Aus Bakterienlösung wird Feststoff
Im ersten Schritt werden zur Erzeugung von Biomasse die lichtsensitiven Cyanobakterien in einer Nährlösung kultiviert, wobei die Intensität und Farbe der eingesetzten Lichtquelle deren Fotosynthese und Stoffwechsel beeinflussen. Damit es in der Bakterienlösung zur Mineralisierung nach dem Vorbild der Stromatolithen kommen kann, werden Calciumlieferanten wie Calciumchlorid zugegeben. Dann stellen die Forschenden eine Mischung aus Hydrogelen und verschiedenen Füllstoffen her, beispielsweise unterschiedliche Sandsorten wie etwa Meer- oder Quarzsand. Zusätzliches Einspeisen von CO2 erhöht den Gehalt an gelöstem Kohlendioxid und unterstützt den Prozess.
Das homogen verrührte Bakterien-Mischmaterial wird nun in Struktur gebracht, indem es beispielsweise in Formen gefüllt wird. Diese sind vorzugsweise lichtdurchlässig, damit Stoffwechsel und Fotosynthese der Bakterien weitergehen können. Die anschließende Mineralisierung führt dann zur finalen Verfestigung. Die Bakterien-Mischmasse kann auch mittels Aufsprühens, Schäumens, Strangpressens oder additiver Fertigung in die Form gebracht werden, in der sie dann ausmineralisiert.

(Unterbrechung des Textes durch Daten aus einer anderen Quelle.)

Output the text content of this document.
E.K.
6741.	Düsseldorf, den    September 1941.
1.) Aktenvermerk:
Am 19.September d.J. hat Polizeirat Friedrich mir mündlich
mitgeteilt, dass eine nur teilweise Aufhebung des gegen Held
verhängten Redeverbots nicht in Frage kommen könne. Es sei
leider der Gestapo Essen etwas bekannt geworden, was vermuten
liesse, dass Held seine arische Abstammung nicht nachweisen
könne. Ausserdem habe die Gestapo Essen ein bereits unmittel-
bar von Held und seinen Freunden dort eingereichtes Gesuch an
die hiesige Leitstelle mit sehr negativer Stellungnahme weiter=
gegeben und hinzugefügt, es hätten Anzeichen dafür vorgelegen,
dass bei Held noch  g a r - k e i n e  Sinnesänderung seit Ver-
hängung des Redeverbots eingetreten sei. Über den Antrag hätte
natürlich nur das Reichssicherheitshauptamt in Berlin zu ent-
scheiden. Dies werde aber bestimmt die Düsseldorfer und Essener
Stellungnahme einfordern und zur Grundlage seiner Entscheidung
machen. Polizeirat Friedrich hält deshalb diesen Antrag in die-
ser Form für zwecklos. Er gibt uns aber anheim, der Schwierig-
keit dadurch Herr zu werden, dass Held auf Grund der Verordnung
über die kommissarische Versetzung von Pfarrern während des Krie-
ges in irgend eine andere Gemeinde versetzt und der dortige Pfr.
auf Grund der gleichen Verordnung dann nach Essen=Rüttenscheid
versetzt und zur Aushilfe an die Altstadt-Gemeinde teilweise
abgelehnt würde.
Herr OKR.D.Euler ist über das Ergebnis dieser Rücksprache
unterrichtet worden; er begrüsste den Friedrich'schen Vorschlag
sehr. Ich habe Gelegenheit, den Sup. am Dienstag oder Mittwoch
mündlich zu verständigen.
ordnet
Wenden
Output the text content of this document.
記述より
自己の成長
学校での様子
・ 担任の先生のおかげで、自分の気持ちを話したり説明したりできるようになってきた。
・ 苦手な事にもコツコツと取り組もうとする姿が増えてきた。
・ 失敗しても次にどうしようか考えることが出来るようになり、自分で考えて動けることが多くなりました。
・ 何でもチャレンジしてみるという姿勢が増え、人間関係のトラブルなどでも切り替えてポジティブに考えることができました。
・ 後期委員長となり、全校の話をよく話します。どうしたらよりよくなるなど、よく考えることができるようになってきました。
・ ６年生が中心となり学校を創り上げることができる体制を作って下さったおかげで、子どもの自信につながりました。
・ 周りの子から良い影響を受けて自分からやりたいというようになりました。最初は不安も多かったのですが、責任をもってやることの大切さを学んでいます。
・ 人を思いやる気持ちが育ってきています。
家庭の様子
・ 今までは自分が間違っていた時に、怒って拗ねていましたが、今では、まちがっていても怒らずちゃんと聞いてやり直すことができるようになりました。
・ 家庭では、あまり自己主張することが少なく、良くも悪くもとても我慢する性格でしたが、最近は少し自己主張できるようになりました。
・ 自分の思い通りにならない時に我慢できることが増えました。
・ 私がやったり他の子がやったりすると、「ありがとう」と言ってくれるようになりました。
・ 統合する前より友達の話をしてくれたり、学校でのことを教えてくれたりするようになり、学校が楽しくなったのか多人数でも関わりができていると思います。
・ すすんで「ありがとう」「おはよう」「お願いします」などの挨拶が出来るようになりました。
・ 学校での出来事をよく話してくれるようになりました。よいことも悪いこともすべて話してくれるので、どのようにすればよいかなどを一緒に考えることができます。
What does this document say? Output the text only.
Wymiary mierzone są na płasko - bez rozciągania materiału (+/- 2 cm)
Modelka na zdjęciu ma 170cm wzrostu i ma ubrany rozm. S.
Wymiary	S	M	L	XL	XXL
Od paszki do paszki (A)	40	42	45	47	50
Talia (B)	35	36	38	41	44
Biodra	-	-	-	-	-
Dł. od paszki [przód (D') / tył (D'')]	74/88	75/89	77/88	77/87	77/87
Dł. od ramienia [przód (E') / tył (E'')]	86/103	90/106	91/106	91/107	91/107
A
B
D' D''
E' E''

Alternativ lassen sich auch poröse Substrate herstellen, die nachträglich mit der Cyanobakterienkultur behandelt werden: »Der entstehende Festkörper ist während des Prozesses noch porös, so dringt Licht ins Innere ein und treibt die CO2-Fixierung durch Kalkstein-Mineralisierung voran. Durch Entzug von Licht und Feuchtigkeit oder durch Änderung der Temperatur stoppen wir den Prozess«, erklärt Matthias Ahlhelm. Alle Bakterien sterben dann vollständig ab. So entsteht ein Festprodukt auf Basis von biogenem Calciumcarbonat und Füllstoffen, das beispielsweise als Ziegel benutzt werden kann. Die Bio-Baustoffe aus Cyanobakterien enthalten keine giftigen Substanzen.
Ein Ziel des »BioCarboBeton«-Projekts ist es, die möglichen Material- und Festigkeitseigenschaften der herzustellenden Festkörper zu bestimmen und Prozesse aufzuskalieren. Dabei denken die Forschenden bereits an eine Kreislauf-Prozessführung. So könnten die Quellen für Kohlendioxid beispielsweise aus industriellen Abfallgasen bezogen werden. Aktuell wird mit Biogas gearbeitet. Als Calciumquellen könnten Basalte und Minenabfälle dienen, aber auch Milchreste aus Molkereien. Und als Füllstoff sind neben Sand auch zerkleinerter Bauschutt oder nachwachsende Ressourcen verwendbar.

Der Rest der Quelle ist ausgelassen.